Royal London is setting up its first retail investment plan aimed at the IFA market.

The product, called Riley, aims to offer investors access to stockmarket gains through either active or passive investment strategies, with a variable amount of capital protection built in.

The capital protection element is provided by putting some of the investment into a fund holding protection contracts provided by Goldman Sachs. This can be raised or lowered at any time and used to lock in stockmarket gains.

The growth will come from the portion allocated to either a FTSE 350 tracker fund, managed by Royal London Asset Management, or the active FTSE 350 managed fund, which will be outsourced to Schroders fund manager Andy Simpson, or a split between the two.

The product also offers regular withdrawals.

Royal London head of marketing development Roger Edwards says the product was three years in development.

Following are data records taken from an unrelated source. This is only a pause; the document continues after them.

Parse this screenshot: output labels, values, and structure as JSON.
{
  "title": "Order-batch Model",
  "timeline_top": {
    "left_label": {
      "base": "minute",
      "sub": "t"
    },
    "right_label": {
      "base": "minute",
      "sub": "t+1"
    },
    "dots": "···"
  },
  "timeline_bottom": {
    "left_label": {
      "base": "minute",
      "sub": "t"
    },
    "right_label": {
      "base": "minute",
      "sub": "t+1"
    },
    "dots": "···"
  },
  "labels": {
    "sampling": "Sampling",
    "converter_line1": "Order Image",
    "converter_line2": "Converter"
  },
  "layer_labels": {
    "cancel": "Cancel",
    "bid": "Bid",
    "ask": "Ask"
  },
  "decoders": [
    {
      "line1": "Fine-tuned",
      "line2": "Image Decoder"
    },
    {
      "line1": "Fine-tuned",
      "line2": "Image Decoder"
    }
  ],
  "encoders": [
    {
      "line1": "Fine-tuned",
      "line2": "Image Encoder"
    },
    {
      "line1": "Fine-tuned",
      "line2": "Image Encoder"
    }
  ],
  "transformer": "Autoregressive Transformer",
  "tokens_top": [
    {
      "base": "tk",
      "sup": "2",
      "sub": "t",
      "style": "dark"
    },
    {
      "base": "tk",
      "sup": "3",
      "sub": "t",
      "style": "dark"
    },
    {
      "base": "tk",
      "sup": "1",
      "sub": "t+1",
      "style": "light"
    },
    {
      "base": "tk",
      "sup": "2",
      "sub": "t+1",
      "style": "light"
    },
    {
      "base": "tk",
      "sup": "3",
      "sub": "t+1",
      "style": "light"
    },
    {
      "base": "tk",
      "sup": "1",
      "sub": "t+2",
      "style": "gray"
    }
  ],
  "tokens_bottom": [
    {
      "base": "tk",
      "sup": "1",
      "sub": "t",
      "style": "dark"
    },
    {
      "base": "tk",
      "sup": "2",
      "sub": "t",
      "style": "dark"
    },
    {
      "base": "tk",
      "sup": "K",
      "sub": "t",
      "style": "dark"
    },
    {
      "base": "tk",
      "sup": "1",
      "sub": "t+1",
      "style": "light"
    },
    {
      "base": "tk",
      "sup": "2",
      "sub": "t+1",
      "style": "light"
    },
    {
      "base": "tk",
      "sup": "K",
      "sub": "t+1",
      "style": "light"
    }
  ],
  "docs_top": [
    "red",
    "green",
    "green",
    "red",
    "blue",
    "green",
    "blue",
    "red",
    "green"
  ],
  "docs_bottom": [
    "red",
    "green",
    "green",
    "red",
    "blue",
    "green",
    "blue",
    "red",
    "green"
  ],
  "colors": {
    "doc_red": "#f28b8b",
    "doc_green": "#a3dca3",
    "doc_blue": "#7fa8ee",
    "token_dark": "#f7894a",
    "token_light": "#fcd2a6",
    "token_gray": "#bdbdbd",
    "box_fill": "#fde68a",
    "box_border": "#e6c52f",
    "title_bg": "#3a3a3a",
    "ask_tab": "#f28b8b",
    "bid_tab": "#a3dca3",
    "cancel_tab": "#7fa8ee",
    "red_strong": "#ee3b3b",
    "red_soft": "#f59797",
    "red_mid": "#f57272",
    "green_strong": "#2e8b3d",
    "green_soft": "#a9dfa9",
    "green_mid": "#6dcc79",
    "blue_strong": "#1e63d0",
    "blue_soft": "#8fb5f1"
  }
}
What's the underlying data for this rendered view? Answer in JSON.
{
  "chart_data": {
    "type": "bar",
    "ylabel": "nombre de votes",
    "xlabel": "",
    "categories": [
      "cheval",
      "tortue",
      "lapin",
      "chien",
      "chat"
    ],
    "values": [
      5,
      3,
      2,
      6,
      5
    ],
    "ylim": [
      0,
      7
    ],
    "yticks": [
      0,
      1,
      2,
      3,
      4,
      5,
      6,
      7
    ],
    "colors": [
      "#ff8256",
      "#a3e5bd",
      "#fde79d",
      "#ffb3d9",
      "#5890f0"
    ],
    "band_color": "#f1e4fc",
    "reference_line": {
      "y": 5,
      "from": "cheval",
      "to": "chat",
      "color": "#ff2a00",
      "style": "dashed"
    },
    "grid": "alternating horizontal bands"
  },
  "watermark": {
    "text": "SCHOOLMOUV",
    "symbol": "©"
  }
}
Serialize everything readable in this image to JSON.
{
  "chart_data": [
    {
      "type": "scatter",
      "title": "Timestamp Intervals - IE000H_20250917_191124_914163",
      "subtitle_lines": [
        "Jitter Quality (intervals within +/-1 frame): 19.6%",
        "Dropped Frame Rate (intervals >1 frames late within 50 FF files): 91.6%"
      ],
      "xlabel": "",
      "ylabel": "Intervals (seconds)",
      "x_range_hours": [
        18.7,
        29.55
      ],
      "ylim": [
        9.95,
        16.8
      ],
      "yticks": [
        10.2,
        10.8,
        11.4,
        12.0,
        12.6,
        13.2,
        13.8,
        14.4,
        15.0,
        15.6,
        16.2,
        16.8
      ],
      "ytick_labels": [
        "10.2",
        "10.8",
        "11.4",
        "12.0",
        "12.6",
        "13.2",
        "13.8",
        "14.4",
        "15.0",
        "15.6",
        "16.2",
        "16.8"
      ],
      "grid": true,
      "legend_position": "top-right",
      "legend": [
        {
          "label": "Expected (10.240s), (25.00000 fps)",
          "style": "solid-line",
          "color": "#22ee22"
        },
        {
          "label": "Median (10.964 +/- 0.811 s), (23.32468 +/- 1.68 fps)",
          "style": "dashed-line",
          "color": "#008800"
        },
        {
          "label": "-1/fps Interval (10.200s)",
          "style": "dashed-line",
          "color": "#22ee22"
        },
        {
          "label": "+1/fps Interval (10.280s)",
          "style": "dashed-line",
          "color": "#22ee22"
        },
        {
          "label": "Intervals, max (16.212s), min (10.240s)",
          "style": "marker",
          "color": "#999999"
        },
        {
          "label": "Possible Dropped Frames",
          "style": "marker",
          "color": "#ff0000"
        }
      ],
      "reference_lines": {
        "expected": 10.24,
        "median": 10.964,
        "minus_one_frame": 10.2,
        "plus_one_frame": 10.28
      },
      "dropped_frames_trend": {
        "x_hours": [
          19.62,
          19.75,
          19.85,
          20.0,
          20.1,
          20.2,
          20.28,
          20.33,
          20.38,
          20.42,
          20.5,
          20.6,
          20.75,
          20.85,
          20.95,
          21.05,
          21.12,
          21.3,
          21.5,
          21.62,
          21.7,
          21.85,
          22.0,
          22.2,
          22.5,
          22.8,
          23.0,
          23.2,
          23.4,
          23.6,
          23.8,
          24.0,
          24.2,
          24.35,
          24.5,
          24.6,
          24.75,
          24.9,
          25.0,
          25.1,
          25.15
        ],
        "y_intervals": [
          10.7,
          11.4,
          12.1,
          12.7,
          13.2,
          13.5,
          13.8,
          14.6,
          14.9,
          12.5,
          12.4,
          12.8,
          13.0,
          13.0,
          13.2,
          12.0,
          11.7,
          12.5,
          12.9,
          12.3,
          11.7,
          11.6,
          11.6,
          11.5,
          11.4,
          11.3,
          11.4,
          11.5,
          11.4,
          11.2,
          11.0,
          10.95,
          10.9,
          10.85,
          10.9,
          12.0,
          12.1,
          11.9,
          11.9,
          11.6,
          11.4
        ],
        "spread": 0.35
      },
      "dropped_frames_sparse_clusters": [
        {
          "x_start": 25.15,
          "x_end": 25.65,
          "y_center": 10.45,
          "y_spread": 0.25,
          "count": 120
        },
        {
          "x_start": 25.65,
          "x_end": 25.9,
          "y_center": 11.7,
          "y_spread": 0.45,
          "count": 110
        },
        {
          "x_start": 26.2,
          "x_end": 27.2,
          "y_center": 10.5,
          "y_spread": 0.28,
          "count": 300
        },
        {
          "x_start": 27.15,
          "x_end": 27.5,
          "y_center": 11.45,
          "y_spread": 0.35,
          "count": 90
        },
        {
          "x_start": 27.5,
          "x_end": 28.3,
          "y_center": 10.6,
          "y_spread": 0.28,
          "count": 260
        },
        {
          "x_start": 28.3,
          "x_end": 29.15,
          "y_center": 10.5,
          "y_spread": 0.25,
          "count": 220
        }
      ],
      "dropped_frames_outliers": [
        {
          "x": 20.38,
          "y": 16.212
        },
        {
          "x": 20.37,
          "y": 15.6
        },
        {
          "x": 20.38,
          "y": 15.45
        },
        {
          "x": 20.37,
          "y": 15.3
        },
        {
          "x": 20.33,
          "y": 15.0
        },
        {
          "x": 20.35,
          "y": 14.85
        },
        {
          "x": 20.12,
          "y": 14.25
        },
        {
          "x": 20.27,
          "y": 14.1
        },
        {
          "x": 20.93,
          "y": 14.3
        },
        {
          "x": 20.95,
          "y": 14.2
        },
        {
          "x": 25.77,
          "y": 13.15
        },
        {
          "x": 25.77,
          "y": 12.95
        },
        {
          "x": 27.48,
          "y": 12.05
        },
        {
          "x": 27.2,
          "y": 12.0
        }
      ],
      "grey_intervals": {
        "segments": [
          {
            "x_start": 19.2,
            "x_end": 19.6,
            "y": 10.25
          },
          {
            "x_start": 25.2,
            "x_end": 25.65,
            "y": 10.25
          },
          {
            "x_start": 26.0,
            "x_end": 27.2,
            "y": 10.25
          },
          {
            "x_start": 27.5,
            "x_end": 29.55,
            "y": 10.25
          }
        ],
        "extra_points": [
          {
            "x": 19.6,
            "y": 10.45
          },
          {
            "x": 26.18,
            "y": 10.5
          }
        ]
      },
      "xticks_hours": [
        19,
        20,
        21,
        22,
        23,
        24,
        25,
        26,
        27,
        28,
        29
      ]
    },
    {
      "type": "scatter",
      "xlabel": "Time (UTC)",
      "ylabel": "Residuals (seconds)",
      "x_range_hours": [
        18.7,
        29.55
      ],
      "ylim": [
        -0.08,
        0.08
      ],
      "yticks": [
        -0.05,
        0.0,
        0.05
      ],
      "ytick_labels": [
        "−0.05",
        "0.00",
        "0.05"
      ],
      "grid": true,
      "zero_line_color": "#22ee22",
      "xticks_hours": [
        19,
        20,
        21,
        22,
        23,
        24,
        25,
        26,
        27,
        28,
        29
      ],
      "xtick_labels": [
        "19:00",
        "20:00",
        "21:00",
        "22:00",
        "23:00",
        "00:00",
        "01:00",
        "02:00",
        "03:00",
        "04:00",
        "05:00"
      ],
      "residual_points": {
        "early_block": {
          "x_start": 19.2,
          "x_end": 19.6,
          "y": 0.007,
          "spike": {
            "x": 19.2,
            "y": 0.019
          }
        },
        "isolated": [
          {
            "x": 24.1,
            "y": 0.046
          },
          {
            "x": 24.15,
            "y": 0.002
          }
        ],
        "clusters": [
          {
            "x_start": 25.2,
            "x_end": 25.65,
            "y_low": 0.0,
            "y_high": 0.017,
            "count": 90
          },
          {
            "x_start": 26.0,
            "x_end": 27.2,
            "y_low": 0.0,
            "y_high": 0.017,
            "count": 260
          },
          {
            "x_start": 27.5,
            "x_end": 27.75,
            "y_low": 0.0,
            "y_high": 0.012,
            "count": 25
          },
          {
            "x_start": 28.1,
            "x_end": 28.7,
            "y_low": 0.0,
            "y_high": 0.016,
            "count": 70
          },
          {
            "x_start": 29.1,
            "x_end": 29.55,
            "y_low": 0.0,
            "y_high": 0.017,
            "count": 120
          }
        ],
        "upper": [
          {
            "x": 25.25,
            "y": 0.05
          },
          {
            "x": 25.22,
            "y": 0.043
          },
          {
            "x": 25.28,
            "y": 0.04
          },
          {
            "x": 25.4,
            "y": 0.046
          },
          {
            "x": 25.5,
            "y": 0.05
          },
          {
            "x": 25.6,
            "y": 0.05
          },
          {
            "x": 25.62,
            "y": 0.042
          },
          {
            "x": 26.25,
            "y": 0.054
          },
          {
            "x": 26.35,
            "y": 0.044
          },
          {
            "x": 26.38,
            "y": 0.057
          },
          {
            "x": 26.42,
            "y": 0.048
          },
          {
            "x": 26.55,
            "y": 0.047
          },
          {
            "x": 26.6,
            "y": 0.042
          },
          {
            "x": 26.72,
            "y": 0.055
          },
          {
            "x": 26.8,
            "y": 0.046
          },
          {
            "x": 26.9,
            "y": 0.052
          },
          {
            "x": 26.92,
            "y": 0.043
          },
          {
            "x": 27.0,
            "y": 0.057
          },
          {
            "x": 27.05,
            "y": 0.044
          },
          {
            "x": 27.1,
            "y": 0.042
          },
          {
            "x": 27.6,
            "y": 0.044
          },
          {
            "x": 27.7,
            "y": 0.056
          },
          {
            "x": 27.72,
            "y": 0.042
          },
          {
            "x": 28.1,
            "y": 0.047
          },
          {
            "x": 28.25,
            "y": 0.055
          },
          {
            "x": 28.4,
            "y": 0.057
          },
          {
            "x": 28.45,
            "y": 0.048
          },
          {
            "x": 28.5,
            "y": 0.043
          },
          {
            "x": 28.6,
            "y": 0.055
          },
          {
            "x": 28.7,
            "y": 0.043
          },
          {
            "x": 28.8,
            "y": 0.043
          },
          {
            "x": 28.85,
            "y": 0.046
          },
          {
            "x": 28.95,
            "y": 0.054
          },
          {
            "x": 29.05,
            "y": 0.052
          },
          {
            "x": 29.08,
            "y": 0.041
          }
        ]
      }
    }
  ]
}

He says: “It is likely to suit people who have a reasonable sum of money in a bank or building society account and who are looking for the potential of better returns by getting at the stockmarket while controlling the risk at a level they are comfortable with.”

However, the product’s charging structure has come under fire. It has a 6.75 per cent initial charge or alternatively 0.125 per cent paid every month for five years. The insured element costs 1 per cent of gross fund value while the tracker charges 1 per cent annually and the managed fund 1.3 per cent.

Hargreaves Lansdown invest-ment manager Ben Yearsley says: “It looks expensive and complicated. If you want protection, you can put money in cash and not be charged for it.”